Baja Bells and Christmas
Christmas in Mexico is a streaky red tinged sunrise, silent dry desert air, strongly present cordon cactus casting classic trident silohettes, huevos rancheros with sour lime enthused ginger and honey tea. We now sit in a little square, the owners of a cafe having given us free reign to power up devices and check in with the rest of the world as they attend a birthday party. The odd car passes, a bottle of wine is shared between amigos. Benches hold the odd patron, observing the comings and goings. Ranchero music drifts in the breeze to our ears on occasion. The town largely closed up as families sit down to feast together.
We have reached Mulege on the sea of Cortez after a week of traveling down the skeleton of Baja on highway 1. An oasis town, we are surrounded by towering palms and steep canyon walls. Sunlight comes and goes through wispy clouds that are making there way south. We have been followed by a band of weather from the start, much needed rains that the land is calling out for. Feels good to be at the proceeding edge as we make our prayers for the land at each port of call.
Many curious realities have enfolded for us since crossing the border at Tijuana. We started our time at Cuatro Casas, a place I ended up in 2 years ago and held fond memories of. A good place to eclimatize and be after our race to the border. We parked up right on the cliff edge and woke each morning with a panorama sunrise over the sea with Aerial’s back opening up to face it. It showed us where our set up was lacking before we went completely off grid and before we left Richard the owner gave us a big ol’bottle of propane to fill up so we didn’t have to rely on small desposables. We bought a hatchet, a big refillable jug for water and we were ready for the desert.
The 6th hang took place in the surreal environment of an abandoned Onyx mine, 15 kilometers off the highway, the turning itself a few hundred kilometers in either direction away from any major site of habitation. We were truly alone, the silence all encompassing, the tree was there waiting out on its own, right by the old mine school house made completely from banded onyx. It’s a stone said to increase ones level of focus and ability to complete everyday mundane tasks; how appropriate!
We hang in the setting sun and even in the barest whisper of wind the bells rang out loud and strong, incessantly. It felt like the work was needed, the prayers soaked up by the land as readily as water on the sandy soils. We had passed through an area of intense greenhouse agriculture where a lot of the salad fruits and veg destined for the United States are grown. With this comes a heavy toll on the land which is supped of nutrients, the little topsoil eroding and blowing out to sea once the delicate ecosystem of slow growing desert fauna is removed. Chemicals take up the slack but eventually land is abandoned, operations move on. Whats left is a sea of plastic and shanty shacks, barbed wire fencing and bare scarred earth breathing a sigh of relief as the slow work begins on regeneration.

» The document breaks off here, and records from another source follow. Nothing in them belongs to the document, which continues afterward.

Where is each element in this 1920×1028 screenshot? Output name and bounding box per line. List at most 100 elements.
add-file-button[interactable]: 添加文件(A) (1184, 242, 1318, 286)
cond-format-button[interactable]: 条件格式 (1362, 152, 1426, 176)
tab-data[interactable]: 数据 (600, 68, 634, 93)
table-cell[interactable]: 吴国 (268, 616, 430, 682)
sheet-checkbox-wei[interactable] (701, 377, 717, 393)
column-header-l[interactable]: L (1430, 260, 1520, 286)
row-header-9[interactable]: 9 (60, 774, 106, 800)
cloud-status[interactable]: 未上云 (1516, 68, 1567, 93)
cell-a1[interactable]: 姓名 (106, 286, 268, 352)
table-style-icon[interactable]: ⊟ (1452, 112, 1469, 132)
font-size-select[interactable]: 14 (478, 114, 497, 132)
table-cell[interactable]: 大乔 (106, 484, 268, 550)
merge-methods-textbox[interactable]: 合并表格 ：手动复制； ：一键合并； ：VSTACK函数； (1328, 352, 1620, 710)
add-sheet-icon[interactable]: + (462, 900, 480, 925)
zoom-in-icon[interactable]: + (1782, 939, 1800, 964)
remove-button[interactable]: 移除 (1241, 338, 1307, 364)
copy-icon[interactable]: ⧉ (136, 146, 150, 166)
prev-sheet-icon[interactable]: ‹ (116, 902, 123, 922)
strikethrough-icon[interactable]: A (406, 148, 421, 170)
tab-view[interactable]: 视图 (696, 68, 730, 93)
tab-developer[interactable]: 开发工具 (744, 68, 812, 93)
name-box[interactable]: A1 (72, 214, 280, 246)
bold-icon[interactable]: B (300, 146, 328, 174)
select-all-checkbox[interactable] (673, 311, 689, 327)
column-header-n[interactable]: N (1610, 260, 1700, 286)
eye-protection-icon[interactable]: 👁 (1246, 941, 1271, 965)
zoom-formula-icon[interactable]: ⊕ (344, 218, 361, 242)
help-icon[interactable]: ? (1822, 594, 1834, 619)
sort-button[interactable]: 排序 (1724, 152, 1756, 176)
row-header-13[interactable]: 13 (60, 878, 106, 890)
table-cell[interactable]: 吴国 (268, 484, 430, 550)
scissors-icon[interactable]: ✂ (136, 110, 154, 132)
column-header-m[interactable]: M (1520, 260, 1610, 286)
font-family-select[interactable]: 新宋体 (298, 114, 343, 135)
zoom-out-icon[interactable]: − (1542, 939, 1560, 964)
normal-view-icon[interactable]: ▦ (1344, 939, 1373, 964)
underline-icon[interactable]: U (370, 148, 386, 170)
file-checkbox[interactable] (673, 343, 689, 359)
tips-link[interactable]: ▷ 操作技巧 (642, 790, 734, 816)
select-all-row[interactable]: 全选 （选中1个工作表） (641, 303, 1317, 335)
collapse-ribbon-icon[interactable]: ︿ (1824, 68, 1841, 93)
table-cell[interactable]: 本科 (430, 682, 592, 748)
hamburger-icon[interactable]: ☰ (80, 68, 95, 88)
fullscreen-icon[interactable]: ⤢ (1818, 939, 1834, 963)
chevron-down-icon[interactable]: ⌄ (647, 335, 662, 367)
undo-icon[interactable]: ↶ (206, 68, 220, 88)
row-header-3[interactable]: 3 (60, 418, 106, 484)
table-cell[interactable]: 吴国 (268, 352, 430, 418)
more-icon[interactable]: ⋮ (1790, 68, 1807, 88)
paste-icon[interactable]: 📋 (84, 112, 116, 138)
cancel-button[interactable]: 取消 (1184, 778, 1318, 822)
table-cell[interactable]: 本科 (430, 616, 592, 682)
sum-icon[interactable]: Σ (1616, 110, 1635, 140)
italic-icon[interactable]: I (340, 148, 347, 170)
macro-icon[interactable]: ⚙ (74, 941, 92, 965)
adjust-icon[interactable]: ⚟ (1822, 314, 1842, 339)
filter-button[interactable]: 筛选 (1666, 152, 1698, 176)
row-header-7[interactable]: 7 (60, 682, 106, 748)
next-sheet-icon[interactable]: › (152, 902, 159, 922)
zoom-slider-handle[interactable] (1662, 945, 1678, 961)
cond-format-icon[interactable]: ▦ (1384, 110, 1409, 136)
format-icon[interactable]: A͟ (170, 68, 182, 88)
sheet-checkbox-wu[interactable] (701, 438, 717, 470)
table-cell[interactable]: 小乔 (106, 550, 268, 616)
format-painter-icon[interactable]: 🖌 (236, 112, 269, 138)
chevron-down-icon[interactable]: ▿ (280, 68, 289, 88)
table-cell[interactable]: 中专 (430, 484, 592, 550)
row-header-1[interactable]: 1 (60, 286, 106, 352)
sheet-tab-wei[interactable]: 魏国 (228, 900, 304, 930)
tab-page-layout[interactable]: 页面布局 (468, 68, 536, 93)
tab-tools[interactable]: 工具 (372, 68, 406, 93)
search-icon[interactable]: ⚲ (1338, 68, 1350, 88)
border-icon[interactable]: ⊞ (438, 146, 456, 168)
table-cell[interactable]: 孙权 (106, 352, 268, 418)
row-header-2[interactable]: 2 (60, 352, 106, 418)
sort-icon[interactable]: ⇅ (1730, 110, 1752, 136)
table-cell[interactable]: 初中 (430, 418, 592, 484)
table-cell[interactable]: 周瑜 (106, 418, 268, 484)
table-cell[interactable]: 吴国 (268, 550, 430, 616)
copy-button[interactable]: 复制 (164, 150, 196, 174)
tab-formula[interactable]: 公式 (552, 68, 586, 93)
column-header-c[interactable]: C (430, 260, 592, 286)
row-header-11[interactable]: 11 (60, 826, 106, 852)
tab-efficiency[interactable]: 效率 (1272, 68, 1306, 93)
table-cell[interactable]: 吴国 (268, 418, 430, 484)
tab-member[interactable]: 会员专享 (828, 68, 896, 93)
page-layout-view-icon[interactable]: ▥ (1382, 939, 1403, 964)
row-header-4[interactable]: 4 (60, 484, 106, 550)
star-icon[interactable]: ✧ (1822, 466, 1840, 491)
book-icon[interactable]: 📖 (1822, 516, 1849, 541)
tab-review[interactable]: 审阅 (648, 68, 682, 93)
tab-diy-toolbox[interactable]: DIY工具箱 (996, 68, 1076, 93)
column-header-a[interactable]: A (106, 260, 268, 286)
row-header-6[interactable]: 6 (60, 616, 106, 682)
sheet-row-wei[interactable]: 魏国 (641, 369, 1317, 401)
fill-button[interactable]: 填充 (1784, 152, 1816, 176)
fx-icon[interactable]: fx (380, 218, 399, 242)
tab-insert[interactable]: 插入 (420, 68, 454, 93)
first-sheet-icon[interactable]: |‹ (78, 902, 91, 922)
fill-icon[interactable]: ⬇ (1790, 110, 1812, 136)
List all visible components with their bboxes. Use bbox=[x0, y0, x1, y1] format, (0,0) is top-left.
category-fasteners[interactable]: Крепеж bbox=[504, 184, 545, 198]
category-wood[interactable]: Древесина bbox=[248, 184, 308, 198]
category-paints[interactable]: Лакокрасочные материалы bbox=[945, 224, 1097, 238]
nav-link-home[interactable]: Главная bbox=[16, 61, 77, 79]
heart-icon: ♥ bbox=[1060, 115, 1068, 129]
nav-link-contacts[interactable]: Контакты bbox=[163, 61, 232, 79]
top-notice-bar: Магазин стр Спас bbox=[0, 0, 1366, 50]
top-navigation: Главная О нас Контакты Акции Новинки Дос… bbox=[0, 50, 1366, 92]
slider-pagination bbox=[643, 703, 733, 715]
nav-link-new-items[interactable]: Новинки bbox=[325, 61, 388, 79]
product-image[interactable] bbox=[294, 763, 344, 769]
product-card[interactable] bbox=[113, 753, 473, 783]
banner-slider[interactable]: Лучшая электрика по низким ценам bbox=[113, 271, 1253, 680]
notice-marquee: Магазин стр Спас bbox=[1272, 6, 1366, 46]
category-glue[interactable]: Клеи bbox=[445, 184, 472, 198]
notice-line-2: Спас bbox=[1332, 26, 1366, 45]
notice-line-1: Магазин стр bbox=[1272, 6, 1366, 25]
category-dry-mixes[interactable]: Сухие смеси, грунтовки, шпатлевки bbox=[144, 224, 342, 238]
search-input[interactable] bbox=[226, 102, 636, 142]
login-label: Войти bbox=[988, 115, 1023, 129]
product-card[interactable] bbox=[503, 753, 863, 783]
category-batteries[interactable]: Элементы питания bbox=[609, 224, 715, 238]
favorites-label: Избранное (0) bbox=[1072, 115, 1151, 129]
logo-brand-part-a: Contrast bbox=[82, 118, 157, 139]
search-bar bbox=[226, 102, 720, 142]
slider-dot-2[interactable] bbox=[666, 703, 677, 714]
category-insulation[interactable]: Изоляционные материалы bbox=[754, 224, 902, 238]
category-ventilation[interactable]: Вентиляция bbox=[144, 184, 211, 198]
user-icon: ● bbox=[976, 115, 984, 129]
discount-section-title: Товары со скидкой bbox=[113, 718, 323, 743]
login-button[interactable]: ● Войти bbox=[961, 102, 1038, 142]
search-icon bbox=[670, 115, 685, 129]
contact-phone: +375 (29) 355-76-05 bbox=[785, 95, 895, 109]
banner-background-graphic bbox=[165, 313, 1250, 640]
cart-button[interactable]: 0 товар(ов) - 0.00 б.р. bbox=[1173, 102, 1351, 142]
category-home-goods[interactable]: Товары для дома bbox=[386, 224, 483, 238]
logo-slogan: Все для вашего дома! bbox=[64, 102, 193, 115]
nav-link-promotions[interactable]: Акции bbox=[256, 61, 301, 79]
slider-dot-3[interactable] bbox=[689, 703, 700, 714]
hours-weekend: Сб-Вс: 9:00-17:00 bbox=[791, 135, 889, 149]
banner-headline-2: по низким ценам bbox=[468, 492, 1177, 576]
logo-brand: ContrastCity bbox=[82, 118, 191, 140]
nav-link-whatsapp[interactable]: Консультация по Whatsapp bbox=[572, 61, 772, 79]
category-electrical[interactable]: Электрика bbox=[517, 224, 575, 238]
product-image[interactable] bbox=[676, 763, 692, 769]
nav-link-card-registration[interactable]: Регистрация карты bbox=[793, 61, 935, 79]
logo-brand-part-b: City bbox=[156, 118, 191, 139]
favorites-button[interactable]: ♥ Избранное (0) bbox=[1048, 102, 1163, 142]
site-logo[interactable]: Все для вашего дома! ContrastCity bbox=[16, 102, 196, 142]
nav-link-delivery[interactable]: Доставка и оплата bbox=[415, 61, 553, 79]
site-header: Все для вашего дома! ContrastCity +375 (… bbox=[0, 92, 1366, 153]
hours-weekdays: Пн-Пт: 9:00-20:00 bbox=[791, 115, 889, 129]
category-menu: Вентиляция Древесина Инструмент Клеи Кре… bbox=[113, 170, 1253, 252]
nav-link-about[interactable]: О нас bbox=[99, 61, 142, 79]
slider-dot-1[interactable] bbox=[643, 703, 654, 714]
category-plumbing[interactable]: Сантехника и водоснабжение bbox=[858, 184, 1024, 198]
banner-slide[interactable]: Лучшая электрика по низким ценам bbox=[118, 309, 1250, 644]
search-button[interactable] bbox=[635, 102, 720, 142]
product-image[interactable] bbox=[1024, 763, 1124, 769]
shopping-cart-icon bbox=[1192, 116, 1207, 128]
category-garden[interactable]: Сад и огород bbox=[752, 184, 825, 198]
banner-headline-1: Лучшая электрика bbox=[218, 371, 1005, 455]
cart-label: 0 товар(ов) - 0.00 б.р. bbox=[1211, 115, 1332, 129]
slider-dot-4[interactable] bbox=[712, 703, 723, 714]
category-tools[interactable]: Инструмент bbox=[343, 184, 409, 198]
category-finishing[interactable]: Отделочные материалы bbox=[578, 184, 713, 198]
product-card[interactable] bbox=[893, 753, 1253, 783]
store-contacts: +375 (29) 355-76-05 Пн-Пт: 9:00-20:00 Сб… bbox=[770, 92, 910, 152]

At sunset the breeze picked up, the bells came down. We left broken bell up through the night. He was a comforting note against the silence of our solitude. We were up at daybreak and re hung all 22. They spent the day chiming a lighter song, as if after the work of the day before they were grateful to be just singing for there own amusement. We both spent the day lost in our own worlds, Nathanael collecting rusty metal cans for a huge cityscape-like mosaic. I chose to stretch a lot in the sand before arranging broken glass into a sun mandala underneath the bells.
We moved on as the weather came in, ushering us further south and into the cactus fields of middle Baja. Landscapes left our jaws slack with wonder. We have filled our days with side quests into dry riverbeds to collect treasures of different coloured clay deposits, ancient glass bottles, river worn Selenite and marvel at the sheer variety of plant, bird and geology.
Our plan is to spend the next few days down in the Bay of Conception, to Kayak out to an island with fishing line and tent and ring in the new year in a simple manner.
Sending Christmas wishes to all of our dear ones in all corners of the world. bless bless.